Chef de file de toute la filière, l’avionneur Airbus a réduit sa production dès avril 2020 de près de 40% et annoncé la suppression de 15 000 emplois, dont 5 000 en France. Ses sous-traitants, souvent des PME et entreprises de taille intermédiaire (ETI), ont vu du jour au lendemain disparaître près de la moitié de leur activité. Lauak, Mecachrome, AAA, Daher… les plans sociaux se sont multipliés. Dès le mois de septembre 2020, les services de l’État recensaient 27 plans de sauvegarde de l’emploi (PSE) dans l’aéronautique pour la seule région Occitanie, où sont implantés Airbus et nombre d’entreprises du secteur.

Limiter la casse
Sur les neuf premiers mois de 2020, 5 800 emplois -hors intérim- ont été supprimés dans le Grand Sud-Ouest dans l’aéronautique, selon l’Insee. La filière en France représente 300 000 emplois directs et indirects dans 1 300 entreprises industrielles, selon Bercy.

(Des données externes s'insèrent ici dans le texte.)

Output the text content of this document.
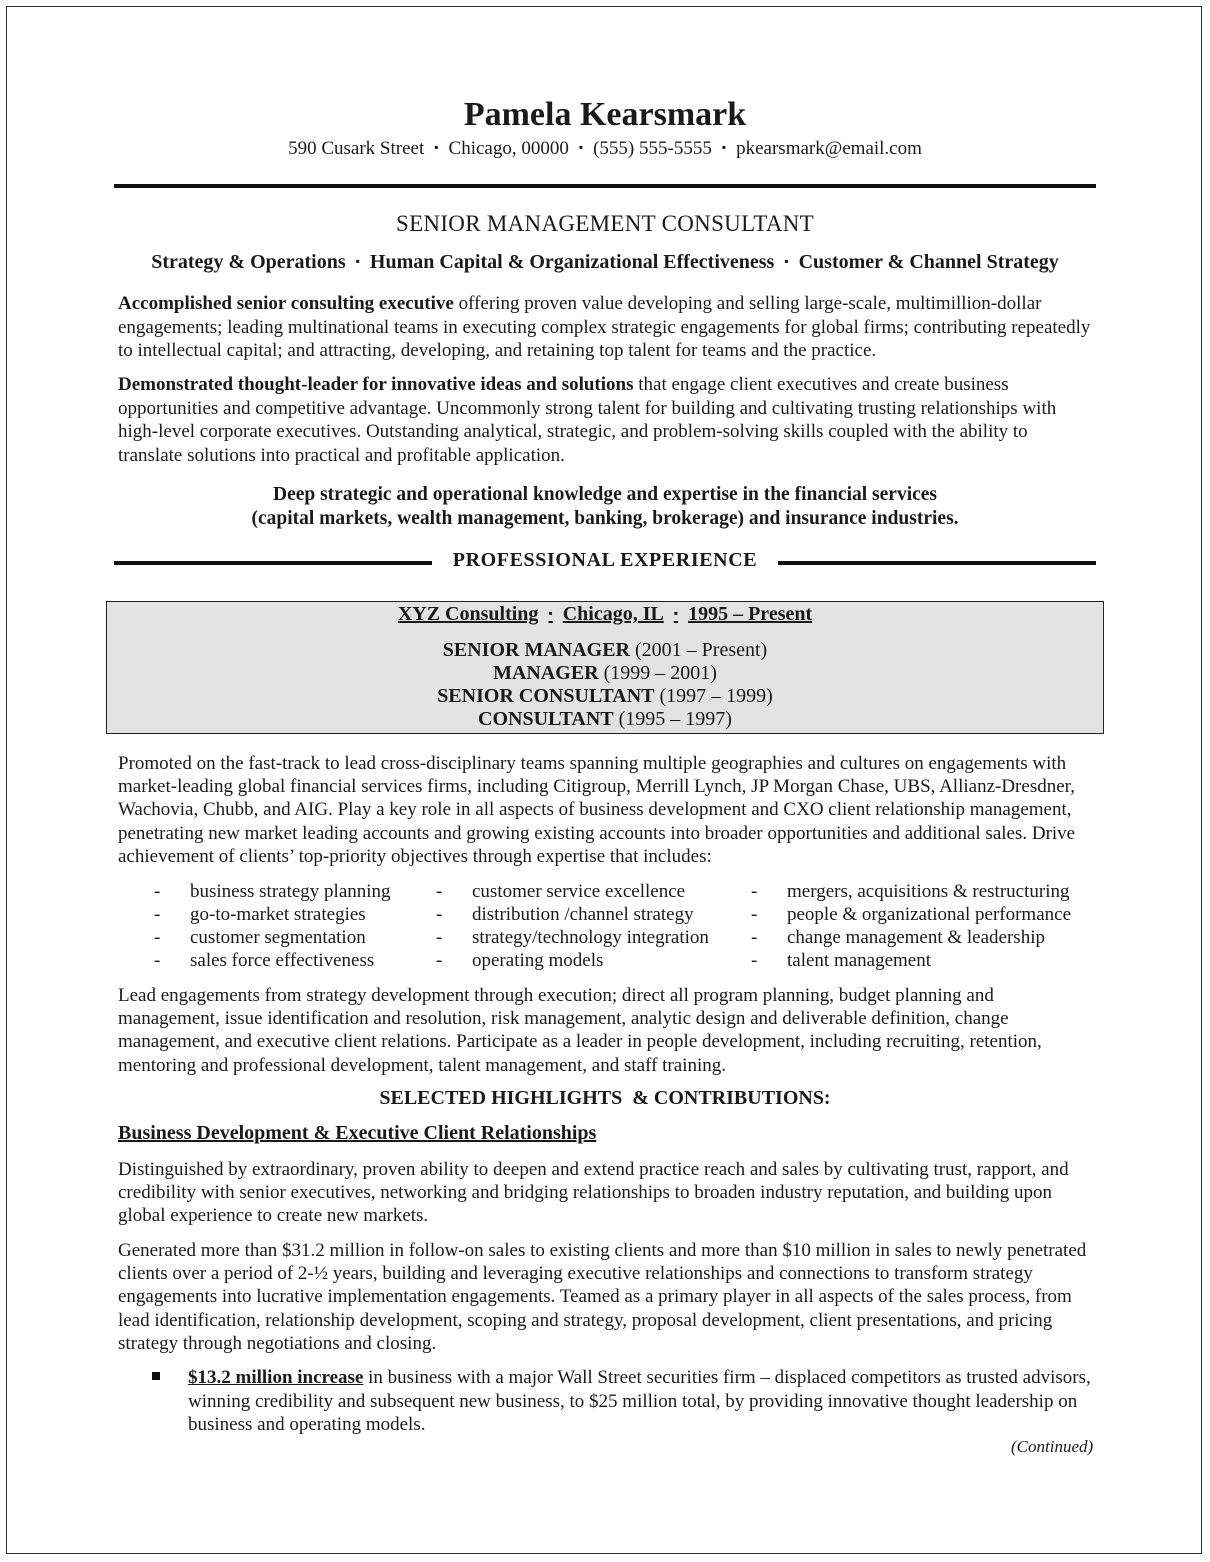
Pamela Kearsmark
590 Cusark Street ▪ Chicago, 00000 ▪ (555) 555-5555 ▪ pkearsmark@email.com
SENIOR MANAGEMENT CONSULTANT
Strategy & Operations ▪ Human Capital & Organizational Effectiveness ▪ Customer & Channel Strategy
Accomplished senior consulting executive offering proven value developing and selling large-scale, multimillion-dollar engagements; leading multinational teams in executing complex strategic engagements for global firms; contributing repeatedly to intellectual capital; and attracting, developing, and retaining top talent for teams and the practice.
Demonstrated thought-leader for innovative ideas and solutions that engage client executives and create business opportunities and competitive advantage. Uncommonly strong talent for building and cultivating trusting relationships with high-level corporate executives. Outstanding analytical, strategic, and problem-solving skills coupled with the ability to translate solutions into practical and profitable application.
Deep strategic and operational knowledge and expertise in the financial services
(capital markets, wealth management, banking, brokerage) and insurance industries.
PROFESSIONAL EXPERIENCE
XYZ Consulting ▪ Chicago, IL ▪ 1995 – Present
SENIOR MANAGER (2001 – Present)
MANAGER (1999 – 2001)
SENIOR CONSULTANT (1997 – 1999)
CONSULTANT (1995 – 1997)
Promoted on the fast-track to lead cross-disciplinary teams spanning multiple geographies and cultures on engagements with market-leading global financial services firms, including Citigroup, Merrill Lynch, JP Morgan Chase, UBS, Allianz-Dresdner, Wachovia, Chubb, and AIG. Play a key role in all aspects of business development and CXO client relationship management, penetrating new market leading accounts and growing existing accounts into broader opportunities and additional sales. Drive achievement of clients’ top-priority objectives through expertise that includes:
-	business strategy planning
-	go-to-market strategies
-	customer segmentation
-	sales force effectiveness
-	customer service excellence
-	distribution /channel strategy
-	strategy/technology integration
-	operating models
-	mergers, acquisitions & restructuring
-	people & organizational performance
-	change management & leadership
-	talent management
Lead engagements from strategy development through execution; direct all program planning, budget planning and management, issue identification and resolution, risk management, analytic design and deliverable definition, change management, and executive client relations. Participate as a leader in people development, including recruiting, retention, mentoring and professional development, talent management, and staff training.
SELECTED HIGHLIGHTS  & CONTRIBUTIONS:
Business Development & Executive Client Relationships
Distinguished by extraordinary, proven ability to deepen and extend practice reach and sales by cultivating trust, rapport, and credibility with senior executives, networking and bridging relationships to broaden industry reputation, and building upon global experience to create new markets.
Generated more than $31.2 million in follow-on sales to existing clients and more than $10 million in sales to newly penetrated clients over a period of 2-½ years, building and leveraging executive relationships and connections to transform strategy engagements into lucrative implementation engagements. Teamed as a primary player in all aspects of the sales process, from lead identification, relationship development, scoping and strategy, proposal development, client presentations, and pricing strategy through negotiations and closing.
$13.2 million increase in business with a major Wall Street securities firm – displaced competitors as trusted advisors, winning credibility and subsequent new business, to $25 million total, by providing innovative thought leadership on business and operating models.
(Continued)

Comme pour l’ensemble de l’économie, l’État a soutenu le secteur, à coups de prêts garantis (PGE), de chômage partiel et 15 milliards d’euros -dont 7 milliards au profit d’Air France – pour un plan de soutien de la filière. Tous les acteurs s’accordent à dire que cette action a pour l’instant permis de «limiter la casse». «On avait à peu près 60 000 emplois menacés sur 2020-2021 et nous pensons que nous avons déjà pu en sauver la moitié, c’est-à-dire 30 000 personnes», selon le président du Groupement des industries françaises aéronautiques et spatiales (Gifas), Éric Trappier.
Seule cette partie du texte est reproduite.